We define the concepts of Elementary Processing Performer, Processing Structure, Process Links, Process Flows and Processes, and then associate the concepts of System Purpose with the complex process of selecting the change/ reaction of the System to achieve a compulsory purpose. The selection process is executed by a Decision Making System and the successful Response of the System to the changing calls of its environment can be named as "operational intelligence".

Considering that an important factor, in order for a System's interaction with its environment to be considered successful, is to limit the consumption of Systemic Energy to achieve the desired result, we refer to examples from the Natural Macrocosm and from the Computational Microcosm in which we can find better utilization of the resources of the System (Parallel Processes).

Following is an overview of the origins of a multitude of Processing Structures and Processes Applied to Modern Informatics, and we present some of the mechanisms by which Macrocosm Processes have been integrated and fully operational in Applied Informatics.

And finally, we demonstrate the usefulness and applicability of our conclusions from the implementation and use of Processes in the "attenuated" Computational Microcosm Macro-cosmic Systems of high interest after appropriate attenuation.
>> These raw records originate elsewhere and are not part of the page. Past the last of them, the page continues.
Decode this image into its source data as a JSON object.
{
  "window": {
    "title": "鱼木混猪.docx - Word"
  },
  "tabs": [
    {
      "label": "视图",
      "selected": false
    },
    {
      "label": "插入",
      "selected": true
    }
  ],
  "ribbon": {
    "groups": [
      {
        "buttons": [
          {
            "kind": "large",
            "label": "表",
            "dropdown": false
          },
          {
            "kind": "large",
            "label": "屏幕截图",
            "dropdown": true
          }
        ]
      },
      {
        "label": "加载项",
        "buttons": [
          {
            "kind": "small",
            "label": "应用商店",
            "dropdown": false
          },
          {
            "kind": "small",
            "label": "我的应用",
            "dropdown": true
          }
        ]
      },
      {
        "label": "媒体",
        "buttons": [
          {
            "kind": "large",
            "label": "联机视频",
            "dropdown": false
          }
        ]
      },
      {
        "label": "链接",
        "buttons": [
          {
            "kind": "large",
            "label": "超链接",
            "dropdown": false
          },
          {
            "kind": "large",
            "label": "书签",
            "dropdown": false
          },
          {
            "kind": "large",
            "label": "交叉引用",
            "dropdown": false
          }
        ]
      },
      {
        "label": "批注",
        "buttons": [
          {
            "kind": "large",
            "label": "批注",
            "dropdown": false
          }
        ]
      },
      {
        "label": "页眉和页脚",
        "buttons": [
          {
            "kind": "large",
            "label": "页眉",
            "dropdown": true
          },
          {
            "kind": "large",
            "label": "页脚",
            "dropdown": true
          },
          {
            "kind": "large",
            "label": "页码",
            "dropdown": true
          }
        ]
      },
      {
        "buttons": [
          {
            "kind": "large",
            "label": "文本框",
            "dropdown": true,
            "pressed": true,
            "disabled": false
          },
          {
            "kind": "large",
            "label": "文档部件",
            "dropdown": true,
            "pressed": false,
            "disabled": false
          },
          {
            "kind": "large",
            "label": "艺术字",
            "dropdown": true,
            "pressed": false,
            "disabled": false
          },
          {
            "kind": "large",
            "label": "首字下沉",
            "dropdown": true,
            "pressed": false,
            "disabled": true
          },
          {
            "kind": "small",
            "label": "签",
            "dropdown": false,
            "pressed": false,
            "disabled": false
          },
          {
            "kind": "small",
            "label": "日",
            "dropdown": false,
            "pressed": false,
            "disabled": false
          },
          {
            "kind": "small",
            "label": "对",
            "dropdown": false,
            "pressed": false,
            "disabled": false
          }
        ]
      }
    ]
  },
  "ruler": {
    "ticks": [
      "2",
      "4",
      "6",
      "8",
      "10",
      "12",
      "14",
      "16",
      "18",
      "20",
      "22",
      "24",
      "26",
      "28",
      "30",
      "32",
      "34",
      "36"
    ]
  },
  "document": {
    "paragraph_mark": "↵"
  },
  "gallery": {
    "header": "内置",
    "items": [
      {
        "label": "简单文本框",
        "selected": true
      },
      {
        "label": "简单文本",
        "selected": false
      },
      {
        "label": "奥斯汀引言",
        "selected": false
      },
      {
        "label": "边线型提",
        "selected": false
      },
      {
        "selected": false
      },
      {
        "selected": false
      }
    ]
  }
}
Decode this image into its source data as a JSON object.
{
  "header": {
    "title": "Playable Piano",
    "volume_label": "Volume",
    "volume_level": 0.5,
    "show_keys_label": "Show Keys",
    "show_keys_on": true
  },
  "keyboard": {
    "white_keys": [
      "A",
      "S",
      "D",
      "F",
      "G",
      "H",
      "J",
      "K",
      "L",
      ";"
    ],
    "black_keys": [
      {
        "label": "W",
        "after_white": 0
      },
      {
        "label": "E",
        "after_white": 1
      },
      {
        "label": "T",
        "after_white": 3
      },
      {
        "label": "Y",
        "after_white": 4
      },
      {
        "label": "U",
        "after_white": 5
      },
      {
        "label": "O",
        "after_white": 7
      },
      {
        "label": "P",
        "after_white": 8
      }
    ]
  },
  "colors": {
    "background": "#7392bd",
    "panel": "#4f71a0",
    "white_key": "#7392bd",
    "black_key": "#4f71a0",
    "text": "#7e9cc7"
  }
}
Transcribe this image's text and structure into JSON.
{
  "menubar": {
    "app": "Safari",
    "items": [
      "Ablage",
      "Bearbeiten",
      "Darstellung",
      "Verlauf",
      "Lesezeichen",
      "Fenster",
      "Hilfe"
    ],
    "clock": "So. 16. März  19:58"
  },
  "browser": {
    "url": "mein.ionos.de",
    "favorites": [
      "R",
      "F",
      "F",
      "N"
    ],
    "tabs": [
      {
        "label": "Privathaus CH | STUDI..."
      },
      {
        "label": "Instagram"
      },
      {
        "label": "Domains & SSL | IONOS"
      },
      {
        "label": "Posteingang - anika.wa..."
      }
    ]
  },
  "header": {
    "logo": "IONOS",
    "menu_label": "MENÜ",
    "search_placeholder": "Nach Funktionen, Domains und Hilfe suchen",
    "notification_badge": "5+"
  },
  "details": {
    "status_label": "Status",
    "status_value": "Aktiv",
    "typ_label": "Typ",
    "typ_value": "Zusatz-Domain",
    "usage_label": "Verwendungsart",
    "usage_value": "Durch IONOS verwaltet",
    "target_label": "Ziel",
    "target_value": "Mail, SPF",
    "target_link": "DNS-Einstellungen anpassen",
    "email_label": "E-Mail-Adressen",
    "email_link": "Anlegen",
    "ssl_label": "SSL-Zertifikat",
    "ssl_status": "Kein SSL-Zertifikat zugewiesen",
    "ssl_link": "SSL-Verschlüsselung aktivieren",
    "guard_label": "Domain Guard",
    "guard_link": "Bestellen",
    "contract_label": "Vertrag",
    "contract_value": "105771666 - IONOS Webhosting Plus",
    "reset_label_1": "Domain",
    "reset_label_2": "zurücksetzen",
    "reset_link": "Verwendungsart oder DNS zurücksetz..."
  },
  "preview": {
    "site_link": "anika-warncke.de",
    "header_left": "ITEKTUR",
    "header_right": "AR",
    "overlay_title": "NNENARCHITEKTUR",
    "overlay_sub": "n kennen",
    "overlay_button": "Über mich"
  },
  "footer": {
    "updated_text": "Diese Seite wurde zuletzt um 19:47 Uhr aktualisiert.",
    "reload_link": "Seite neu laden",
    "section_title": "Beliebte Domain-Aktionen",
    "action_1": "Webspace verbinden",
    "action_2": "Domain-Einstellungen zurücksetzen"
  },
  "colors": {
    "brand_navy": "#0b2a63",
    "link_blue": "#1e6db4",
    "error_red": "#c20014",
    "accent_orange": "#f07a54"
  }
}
The certification of the effectiveness of technologies and methods involving Parallel Processing is substantiated by reference to two parallel algorithms that we have design and implement, which achieve the desired results with exemplary quality in a minimum slice of time as the first Algorithm classifies extremely fast integers (or alphanumeric characters) using continuously all selected processors of the system in parallel. And the second Algorithm, which simplifies over 90% a complex polygonal lines, while maintaining the visual quality of the line produced by applying the "Round Robin" service technique.

Both Algorithmic techniques, presented, are directly applicable to the business Macrocosm and would make a significant contribution to the "operational intelligence" of a System.